Si apreciamos bien, esta es una frase simbólica que no dice el objeto, sino que se va en los contornos del asunto. Y no es por recato o respeto a la señora De Lorme, sino por el juego que hace el poeta en sus observaciones estéticas, siguiendo la ruta de los impresionistas como Claude Monet.
Veamos el asunto más detenidamente, tal como lo vería un Zola, abierta su mirada en el Naturalismo espléndido. Darío ahora no mira hacia los bellos hombros de una dama, sino que va más hacia abajo en su curiosidad estética. Es el pasaje que narra también en su Autobiografía, cuando él nos dice, lo que le supo en la mansión de su amigo Cánovas del Castillo:
“…Mucho se había hablado de ese matrimonio, por la diferencia de edad; pero es el caso que Cánovas estaba locamente enamorado de su mujer, y su mujer le correspondía con creces. Cánovas adoraba los hombros maravillosos de Joaquina, y por otras partes, en las estatuas de su sérre, o en las que decoraban vestíbulos y salones, se veían como amorosas reproducciones de aquellos hombros y aquellos senos incomparables, revelados por los osados escotes”.

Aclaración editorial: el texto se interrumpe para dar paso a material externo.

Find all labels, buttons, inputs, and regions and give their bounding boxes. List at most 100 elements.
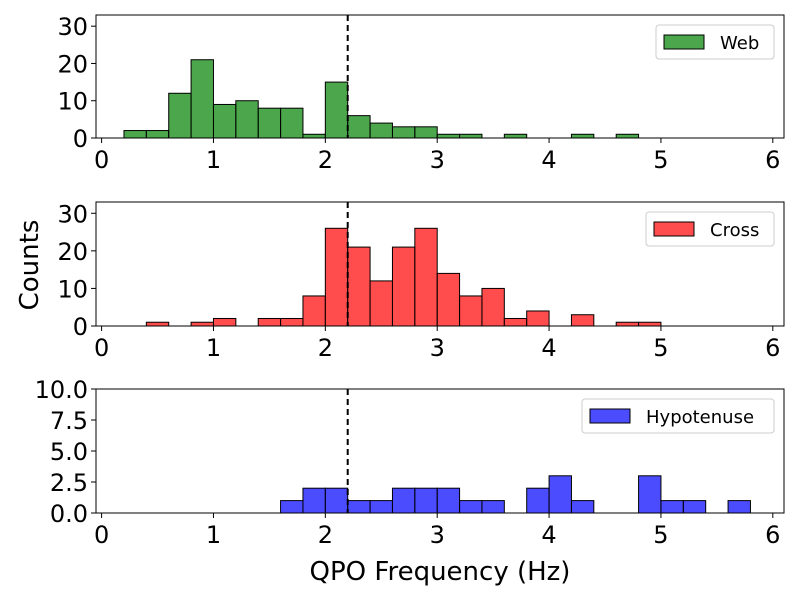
- x-tick-label: 3: [430, 521, 445, 549]
- cross-bar: [570, 314, 595, 327]
- hypotenuse-bar: [280, 500, 304, 514]
- cross-bar: [280, 317, 304, 327]
- cross-y-ticks: 0 10 20 30: [57, 200, 96, 341]
- web-bar: [436, 133, 461, 139]
- cross-bar: [436, 272, 461, 327]
- y-tick-label: 10.0: [35, 376, 88, 404]
- web-bar: [168, 92, 192, 139]
- panel-web: 0 1 2 3 4 5 6 0 10 20 30 Web: [57, 13, 785, 174]
- web-x-ticks: 0 1 2 3 4 5 6: [94, 138, 780, 174]
- x-tick-label: 0: [94, 521, 109, 549]
- x-tick-label: 0: [94, 146, 109, 174]
- cross-bar: [526, 310, 550, 327]
- cross-bar: [414, 227, 438, 327]
- web-bar: [280, 107, 304, 139]
- hypotenuse-bar: [391, 487, 416, 514]
- cross-bar: [481, 287, 505, 327]
- hypotenuse-bar: [638, 475, 662, 514]
- cross-legend: Cross: [645, 211, 775, 247]
- y-tick-label: 30: [57, 13, 88, 41]
- web-bar: [570, 133, 595, 139]
- web-bar: [615, 133, 640, 139]
- web-bar: [324, 81, 349, 139]
- cross-x-ticks: 0 1 2 3 4 5 6: [94, 326, 780, 362]
- cross-bar: [212, 317, 237, 327]
- cross-bar: [503, 317, 528, 327]
- y-tick-label: 10: [57, 275, 88, 303]
- x-tick-label: 1: [206, 146, 221, 174]
- legend-label: Cross: [710, 220, 759, 241]
- panel-hypotenuse: 0 1 2 3 4 5 6 0.0 2.5 5.0 7.5 10.0 Hypotenuse: [35, 376, 785, 549]
- legend-box: [645, 211, 775, 247]
- web-bar: [459, 133, 483, 139]
- hypotenuse-x-ticks: 0 1 2 3 4 5 6: [94, 513, 780, 549]
- cross-bar: [615, 321, 640, 327]
- cross-bar: [369, 280, 393, 327]
- y-axis-title: Counts: [15, 220, 45, 311]
- hypotenuse-y-ticks: 0.0 2.5 5.0 7.5 10.0: [35, 376, 96, 528]
- web-y-ticks: 0 10 20 30: [57, 13, 96, 153]
- x-tick-label: 3: [430, 334, 445, 362]
- web-bar: [145, 130, 170, 139]
- hypotenuse-legend: Hypotenuse: [581, 398, 775, 434]
- web-bar: [503, 133, 528, 139]
- x-tick-label: 5: [653, 146, 668, 174]
- web-bar: [257, 107, 282, 139]
- hypotenuse-bar: [369, 500, 393, 514]
- y-tick-label: 10: [57, 88, 88, 116]
- hypotenuse-bar: [682, 500, 707, 514]
- x-tick-label: 6: [765, 334, 780, 362]
- x-axis-title: QPO Frequency (Hz): [310, 557, 571, 587]
- y-tick-label: 0.0: [50, 500, 88, 528]
- web-bar: [235, 100, 259, 139]
- x-tick-label: 6: [765, 521, 780, 549]
- legend-label: Hypotenuse: [646, 407, 754, 428]
- x-tick-label: 6: [765, 146, 780, 174]
- x-tick-label: 4: [541, 334, 556, 362]
- hypotenuse-bar: [727, 500, 751, 514]
- cross-bar: [145, 321, 170, 327]
- y-tick-label: 20: [57, 50, 88, 78]
- hypotenuse-bar: [459, 500, 483, 514]
- y-tick-label: 0: [73, 313, 88, 341]
- hypotenuse-bars: [280, 475, 751, 514]
- legend-swatch: [653, 221, 695, 237]
- panel-cross: 0 1 2 3 4 5 6 0 10 20 30 Cross: [57, 200, 785, 362]
- hypotenuse-bar: [660, 500, 684, 514]
- hypotenuse-bar: [481, 500, 505, 514]
- y-tick-label: 20: [57, 238, 88, 266]
- x-tick-label: 1: [206, 521, 221, 549]
- cross-bar: [257, 317, 282, 327]
- web-bar: [369, 122, 393, 139]
- x-tick-label: 1: [206, 334, 221, 362]
- legend-swatch: [589, 408, 631, 424]
- cross-bar: [638, 321, 662, 327]
- hypotenuse-bar: [570, 500, 595, 514]
- web-bar: [347, 115, 371, 139]
- web-axes-frame: [95, 14, 785, 139]
- x-tick-label: 3: [430, 146, 445, 174]
- web-bar: [190, 59, 214, 139]
- x-tick-label: 5: [653, 334, 668, 362]
- web-bar: [212, 103, 237, 139]
- web-bars: [123, 59, 640, 139]
- y-tick-label: 2.5: [50, 469, 88, 497]
- legend-box: [581, 398, 775, 434]
- hypotenuse-bar: [302, 487, 326, 514]
- hypotenuse-bar: [414, 487, 438, 514]
- x-tick-label: 5: [653, 521, 668, 549]
- web-bar: [302, 133, 326, 139]
- x-tick-label: 2: [318, 334, 333, 362]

Aquí nos detenemos para comentar que Darío está contando chismes sociales alrededor de la corte de Cánovas del Castillo, comprobado por el mismo narrador, quien ha visto no solamente los hombros maravillosos de Joaquina, sino que por los osados escotes, se veían traslucidos sus senos incomparables.
Podemos decir más cosas del lenguaje simbólico acerca de este pasaje, pero nos llevaríamos más tiempo. A mis lectores los remito a los archivos de Günther Schmigalle quien desempolva una linda crónica de Darío, sobre su amante parisina Marion De Lorme.